Waldorf Method of Teaching

The Waldorf method of teaching is a unique educational strategy which aims to create well-rounded students through a broad curriculum, including academics, art and music education, physical education, and emotional and social education. The stated goal of the Waldorf Method is to produce individuals able to create meaning in their own lives.

The Waldorf educational system was created nearly a hundred years ago by Rudolf Steiner, an Austrian philosopher and scientist. Steiner was familiar with a philosophy known as anthroposophy, the idea that children who consciously cultivate independent thinking will be more ready to handle the important natural and spiritual questions with which philosophers and scientists are concerned. The Waldorf education was devised to be responsive to the needs of childhood, including allowing children to set their own pace and use their imagination and creativity.
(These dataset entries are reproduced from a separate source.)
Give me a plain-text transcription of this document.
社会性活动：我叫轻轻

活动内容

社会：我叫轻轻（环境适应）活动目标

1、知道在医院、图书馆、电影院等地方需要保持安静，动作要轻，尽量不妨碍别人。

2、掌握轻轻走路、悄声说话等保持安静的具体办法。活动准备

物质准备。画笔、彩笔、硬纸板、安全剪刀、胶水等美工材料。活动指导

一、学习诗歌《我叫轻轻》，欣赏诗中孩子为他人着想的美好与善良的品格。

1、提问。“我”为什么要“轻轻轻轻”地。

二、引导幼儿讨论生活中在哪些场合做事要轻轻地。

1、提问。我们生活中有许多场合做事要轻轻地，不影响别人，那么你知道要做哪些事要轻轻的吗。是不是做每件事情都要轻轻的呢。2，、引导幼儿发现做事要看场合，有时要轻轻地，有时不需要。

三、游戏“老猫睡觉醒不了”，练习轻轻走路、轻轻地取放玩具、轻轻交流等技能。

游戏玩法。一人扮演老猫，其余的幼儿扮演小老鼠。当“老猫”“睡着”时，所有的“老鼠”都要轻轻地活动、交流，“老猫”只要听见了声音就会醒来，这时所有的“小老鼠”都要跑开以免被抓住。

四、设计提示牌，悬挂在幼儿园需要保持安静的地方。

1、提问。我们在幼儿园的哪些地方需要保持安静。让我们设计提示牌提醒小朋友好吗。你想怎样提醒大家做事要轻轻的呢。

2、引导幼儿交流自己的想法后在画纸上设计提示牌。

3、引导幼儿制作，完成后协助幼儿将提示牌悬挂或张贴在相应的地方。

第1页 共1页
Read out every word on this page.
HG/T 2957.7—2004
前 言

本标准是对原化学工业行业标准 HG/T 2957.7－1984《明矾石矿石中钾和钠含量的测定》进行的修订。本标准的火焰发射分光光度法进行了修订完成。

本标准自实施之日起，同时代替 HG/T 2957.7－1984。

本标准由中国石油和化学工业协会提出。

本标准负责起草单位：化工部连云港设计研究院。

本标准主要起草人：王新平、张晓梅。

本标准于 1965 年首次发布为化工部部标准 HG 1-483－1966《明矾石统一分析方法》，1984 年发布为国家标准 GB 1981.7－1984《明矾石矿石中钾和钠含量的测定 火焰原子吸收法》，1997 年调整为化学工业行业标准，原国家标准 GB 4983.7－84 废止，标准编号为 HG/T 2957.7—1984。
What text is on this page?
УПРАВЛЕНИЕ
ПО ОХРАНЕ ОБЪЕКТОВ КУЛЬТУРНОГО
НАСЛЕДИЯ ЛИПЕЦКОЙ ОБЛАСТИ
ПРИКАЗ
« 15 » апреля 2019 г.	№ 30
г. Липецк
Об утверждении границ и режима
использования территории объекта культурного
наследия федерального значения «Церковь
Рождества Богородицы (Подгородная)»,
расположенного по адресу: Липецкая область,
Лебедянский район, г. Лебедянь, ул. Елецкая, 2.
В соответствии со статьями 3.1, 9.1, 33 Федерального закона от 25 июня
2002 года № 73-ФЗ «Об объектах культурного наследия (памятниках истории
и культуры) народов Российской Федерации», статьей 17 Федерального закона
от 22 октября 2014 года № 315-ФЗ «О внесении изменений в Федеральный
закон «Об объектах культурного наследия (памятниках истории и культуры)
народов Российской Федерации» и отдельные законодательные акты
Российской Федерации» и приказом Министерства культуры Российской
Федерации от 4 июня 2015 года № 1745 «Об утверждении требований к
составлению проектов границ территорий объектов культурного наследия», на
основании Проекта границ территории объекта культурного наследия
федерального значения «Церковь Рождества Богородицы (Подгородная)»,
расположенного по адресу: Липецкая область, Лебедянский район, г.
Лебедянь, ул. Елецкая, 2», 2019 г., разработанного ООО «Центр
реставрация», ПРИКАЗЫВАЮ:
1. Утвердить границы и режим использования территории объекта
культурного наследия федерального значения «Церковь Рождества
The Waldorf method encourages a broad curriculum. Teachers are encouraged to explore new topics and allow themselves to be guided by the exploration of the students. This type of teaching encourages learning for the sake of learning, instead of for the sake of passing an exam or scoring well on grading rubrics. There are no grades given in a Waldorf elementary school.

There are several other differences between the Waldorf Method and other traditional teaching methodologies. First, academic education is de-emphasized. In fact, the types of education which are routinely cut from public school budgets are often the crux of a Waldorf education. These include education in art, music, and foreign languages. Children are encouraged to learn to play musical instruments, knit, crochet, and draw. Additionally, the Waldorf Method uses no textbooks until sixth grade. Instead, elementary school children keep a journal where they record their experiences and what they have learned.

Is it really a good idea to forgo academic education, like reading, until the second grade? Waldorf educators believe so. Instead of teaching children to read when they are five or six years old, instead, teachers tell fairy tells and read stories to children. This encourages oral mastery before reading education begins. In the Waldorf curriculum, writing is taught before reading. The alphabet is explored as a way to communicate with others through pictures. This allows writing to evolve out of the art and doodles of children, instead of from their ability to read and reproduce written content.

Waldorf schools are safe and nurturing environments where children can enjoy their childhood and be protected from harmful influences of the broader society. Instead of being run by administrators concerned with economic or political motives, Waldorf schools are primarily run democratically by the teachers. Waldorf schools consistently produce strong, independent thinkers, and for this reason, the Waldorf educational model is still used in schools around the world.